François LAUR (France).

Par Ananda

TES DOIGTS M’ON DIT, QUI M’ACCOMPAGNENT

Une mare sombre où surnagent des lambeaux de rêves, maint décombre d’enfance, des tisons, des hontes, des vagissements oubliés, des lombes, un bruissement flou et traînant d’effigies déchiquetées, un long râle de chaque part de monde, et c’est la nuit secrète quand rien ne s’y oppose. Des vantaux se closent, une baie.

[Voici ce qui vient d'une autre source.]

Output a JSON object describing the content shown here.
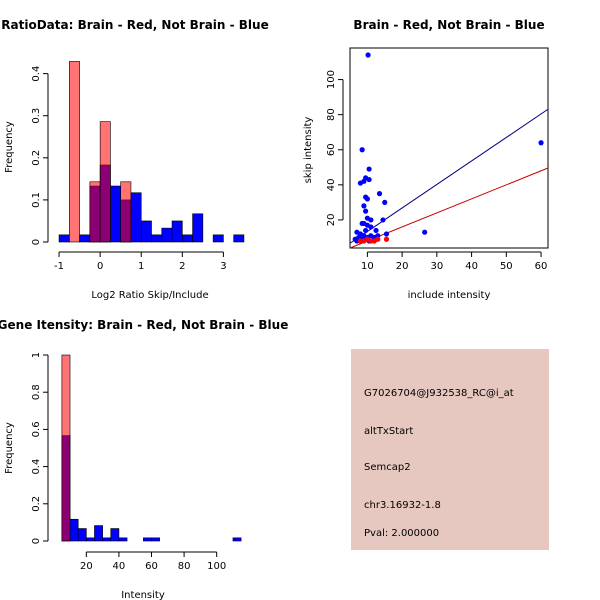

Sur la lèvre de l’aven (mémento !), qui peut être sûr d’éviter un faux pas ? Mais tu souhaites bonne nuit, toi ma riveraine, toi sur qui, déférant à ton souffle, ma main se pose, alors que, déjà lointaine, tu t’éloignes encore comme écho de talons dans la ruelle obscure, s’atténuant mais assidu ; comme si, depuis toujours lointaine, inlassablement tu confiais : « je suis là », étoile qui brûle dans sa bogue, accordée comme par de la neige.

Comme un amandier en février à lui tout seul fait la lumière. Comme si, même dormant, tu murmurais : « viens chez moi, on voit la mer », libérée de l’air libre que l’on sait carcéral. Te pliant à tes propres règles, comme s’il suffisait d’écouter les roseaux, tu as fait ce que tu avais à faire : rendre la vie à ses limites et plus ample. Je n’ai jamais bien su à quel moment précis tu as levé les brumes.